For Shanghvi, on the face of it, it might look like the ‘high-risk, high-returns’ mantra that seems to have worked fine. But, if one delved deeper, one would realise that the man doesn’t shoot in the dark. He has an uncanny ability to see things beyond the ordinary, things that we common-folk miss so inadvertently but not Shanghvi. The thorough-bred knows his business and also the markets – inside-out. Therefore, when he bought two US companies which were more or less down in the dumps, it looked like an error of judgement.
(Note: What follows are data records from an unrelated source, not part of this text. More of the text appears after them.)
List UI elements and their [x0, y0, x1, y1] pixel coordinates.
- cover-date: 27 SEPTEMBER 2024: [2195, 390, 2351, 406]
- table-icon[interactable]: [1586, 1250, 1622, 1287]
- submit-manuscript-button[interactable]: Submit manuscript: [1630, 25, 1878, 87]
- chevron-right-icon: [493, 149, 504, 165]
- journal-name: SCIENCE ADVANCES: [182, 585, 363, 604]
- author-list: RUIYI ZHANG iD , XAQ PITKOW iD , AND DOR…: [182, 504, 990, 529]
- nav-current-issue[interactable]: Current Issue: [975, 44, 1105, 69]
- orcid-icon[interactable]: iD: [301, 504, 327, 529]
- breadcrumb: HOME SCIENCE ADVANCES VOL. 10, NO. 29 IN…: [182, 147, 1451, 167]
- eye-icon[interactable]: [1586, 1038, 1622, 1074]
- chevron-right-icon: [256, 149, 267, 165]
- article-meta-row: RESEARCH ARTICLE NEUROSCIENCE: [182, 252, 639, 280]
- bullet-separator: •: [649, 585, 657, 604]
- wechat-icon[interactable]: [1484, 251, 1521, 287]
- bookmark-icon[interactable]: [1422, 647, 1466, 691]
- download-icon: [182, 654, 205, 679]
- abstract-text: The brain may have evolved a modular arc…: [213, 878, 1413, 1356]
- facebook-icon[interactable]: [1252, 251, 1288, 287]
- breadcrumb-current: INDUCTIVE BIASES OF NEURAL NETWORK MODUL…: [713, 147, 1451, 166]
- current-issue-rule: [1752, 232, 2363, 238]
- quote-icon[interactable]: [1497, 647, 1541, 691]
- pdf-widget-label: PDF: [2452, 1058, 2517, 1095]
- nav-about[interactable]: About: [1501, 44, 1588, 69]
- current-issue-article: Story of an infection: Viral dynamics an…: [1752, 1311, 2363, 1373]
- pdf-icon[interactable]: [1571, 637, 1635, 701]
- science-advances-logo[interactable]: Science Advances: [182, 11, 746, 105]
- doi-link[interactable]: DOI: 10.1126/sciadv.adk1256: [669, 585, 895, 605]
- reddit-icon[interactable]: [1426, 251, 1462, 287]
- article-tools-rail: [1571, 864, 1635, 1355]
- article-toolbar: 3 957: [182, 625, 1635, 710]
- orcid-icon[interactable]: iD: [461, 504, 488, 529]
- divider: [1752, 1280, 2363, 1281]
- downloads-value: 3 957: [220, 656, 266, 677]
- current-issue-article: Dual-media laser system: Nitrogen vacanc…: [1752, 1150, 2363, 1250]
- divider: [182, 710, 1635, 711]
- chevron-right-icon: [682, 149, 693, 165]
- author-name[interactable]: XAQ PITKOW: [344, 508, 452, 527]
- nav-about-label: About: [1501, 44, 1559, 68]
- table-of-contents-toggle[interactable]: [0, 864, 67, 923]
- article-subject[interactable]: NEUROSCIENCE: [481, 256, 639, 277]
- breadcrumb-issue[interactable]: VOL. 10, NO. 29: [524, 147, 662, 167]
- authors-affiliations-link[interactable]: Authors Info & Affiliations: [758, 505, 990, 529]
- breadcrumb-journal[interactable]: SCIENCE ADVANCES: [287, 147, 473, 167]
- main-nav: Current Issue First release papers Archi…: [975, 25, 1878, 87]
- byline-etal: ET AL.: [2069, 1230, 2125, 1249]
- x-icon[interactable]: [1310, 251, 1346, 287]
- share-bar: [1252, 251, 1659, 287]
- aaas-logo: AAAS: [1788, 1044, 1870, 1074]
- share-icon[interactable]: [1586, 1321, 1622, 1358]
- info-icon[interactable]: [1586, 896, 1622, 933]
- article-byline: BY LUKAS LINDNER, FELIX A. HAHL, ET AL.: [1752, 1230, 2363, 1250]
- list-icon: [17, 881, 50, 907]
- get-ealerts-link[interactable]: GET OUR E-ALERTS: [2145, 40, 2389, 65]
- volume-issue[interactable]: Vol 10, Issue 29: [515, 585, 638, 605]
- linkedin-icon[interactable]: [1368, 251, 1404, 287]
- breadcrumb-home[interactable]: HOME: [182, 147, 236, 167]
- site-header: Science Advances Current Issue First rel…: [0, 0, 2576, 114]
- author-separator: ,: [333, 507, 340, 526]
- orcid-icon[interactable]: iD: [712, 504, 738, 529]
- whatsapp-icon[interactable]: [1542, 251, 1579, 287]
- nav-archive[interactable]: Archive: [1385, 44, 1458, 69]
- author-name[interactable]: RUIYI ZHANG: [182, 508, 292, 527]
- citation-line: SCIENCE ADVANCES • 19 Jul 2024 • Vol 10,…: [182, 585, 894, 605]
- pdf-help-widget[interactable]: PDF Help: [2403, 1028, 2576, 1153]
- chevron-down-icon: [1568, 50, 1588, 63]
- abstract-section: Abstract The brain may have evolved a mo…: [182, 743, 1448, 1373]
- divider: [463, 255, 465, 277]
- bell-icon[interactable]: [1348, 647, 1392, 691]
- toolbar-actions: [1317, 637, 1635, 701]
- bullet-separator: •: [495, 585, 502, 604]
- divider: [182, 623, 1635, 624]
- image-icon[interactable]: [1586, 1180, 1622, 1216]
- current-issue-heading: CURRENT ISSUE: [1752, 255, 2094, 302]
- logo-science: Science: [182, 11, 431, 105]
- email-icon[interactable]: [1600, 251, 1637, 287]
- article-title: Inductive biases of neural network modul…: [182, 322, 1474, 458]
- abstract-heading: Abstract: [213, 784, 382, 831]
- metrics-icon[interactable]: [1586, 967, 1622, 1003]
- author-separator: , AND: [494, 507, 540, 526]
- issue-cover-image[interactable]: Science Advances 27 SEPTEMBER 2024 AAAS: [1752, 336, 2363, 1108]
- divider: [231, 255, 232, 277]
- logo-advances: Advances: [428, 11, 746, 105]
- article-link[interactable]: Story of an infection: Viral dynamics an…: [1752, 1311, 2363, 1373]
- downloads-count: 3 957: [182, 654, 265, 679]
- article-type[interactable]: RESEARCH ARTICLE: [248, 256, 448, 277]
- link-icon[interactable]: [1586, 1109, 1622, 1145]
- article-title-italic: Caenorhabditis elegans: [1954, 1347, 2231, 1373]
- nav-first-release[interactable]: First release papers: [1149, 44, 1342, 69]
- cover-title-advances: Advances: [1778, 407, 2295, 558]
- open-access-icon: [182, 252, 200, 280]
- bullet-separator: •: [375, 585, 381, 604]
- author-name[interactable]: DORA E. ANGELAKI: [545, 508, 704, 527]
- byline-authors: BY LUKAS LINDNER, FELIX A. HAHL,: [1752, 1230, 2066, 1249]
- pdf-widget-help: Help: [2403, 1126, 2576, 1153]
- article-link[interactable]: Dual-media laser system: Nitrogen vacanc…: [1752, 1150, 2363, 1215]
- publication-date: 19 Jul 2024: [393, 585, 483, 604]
But, Shanghvi took it as a personal challenge to set things right at the company to bring them to profitability.

In fact, he was so enterprising and daring that right after buying Knoll in 1996 by which time one would think he would be still grappling with making things right at Knoll, he went on to buy Caraco Pharma – a loss-making American company - in 1997. But it wasn’t acquiring one more company – it was more to do with entering the US market – which he did by turning around the fortunes of the company in no time. Not only that, he also achieved the goal of a strong US presence with the company today recording 60% of its revenues from the US market alone.

Tasted blood

After having tasted success with two acquisition and orchestrated their turn-around, Shanghvi had now found the new mantra – “grow, buy, grow” which he continued to do. One of them was an Israeli company, Taro Pharma, which gave his company a strong presence in Israel, Canada and of course, the US.

Feather in the cap?

His acquisition spree continued with each year and the company grew to be the fifth largest in the global generic drugs space. He recently bought the troubled India contemporary – Ranbaxy labs (from Japan’s Daiichi Sankyo) for a reported $4 billion USD. Most think, with his proven track record and ability, Shanghvi will be able to turn it over and bring it back to the good old glory days. Whether or not he will, only time will tell. But, one can be rest assured that he will leave no stone unturned to see that his biggest acquisition so far – or should one say, his biggest gamble, is made good off.


Shanghvi is married to Vibha Shanghvi and has a son, Aalok Shanghvi who has also joined him in running the company working as a senior general manager in Sun Pharma’s international marketing unit.

Other ventures

Shanghvi started an investment wing, called Dilip Shanghvi Family & Associated, which invested a reported Rs.1,800 crore in the wind energy major, Suzlon Energy. He serves as the MD and Chairman of Sun Pharmaceutical Advanced Research Company and the Shantilal Shanghvi Foundation,reported to be the first ever pure-R&D Company enlisted with Indian stock exchanges. He has also applied with RBI for a payments bank.

Richest Indian

He may not like to be tagged as the richest Indian today surpassing Mukesh Ambani, but the fact is he is not only India’s richest but also figures in the Forbes list of world’s top billionaires. True inspiration on how one can make a life out of even nothing if one has the will, courage of conviction, and an enterprising spirit to go with it.


Padma Shri Government of India, 2016
India Businessman of the Year (CNN-IBN),2011
Entrepreneur Of The Year, CNN IBN, 2010
Asia’s top ten wealthiest self-made billionaires (Wealth-X)
  We are not preoccupied with size. I don’t think becoming number one will give us any pleasure. 
  I am not comfortable at all with this tag of being dubbed the richest Indian and all the attention that follows for the reason. The truth is that I like to focus on my work and do it right. 
  I like to win without fighting. But if I can't, then I'm prepared to fight..
  If I look myself as a manager, I have lot more to learn..
  If a company is not doing well, it doesn't necessarily mean that it is not a good company..
  Our objective has always been to find ways to grow faster than peers in the markets we are present. In India, we are now the second-largest player in terms of prescription share but the potential market is much bigger.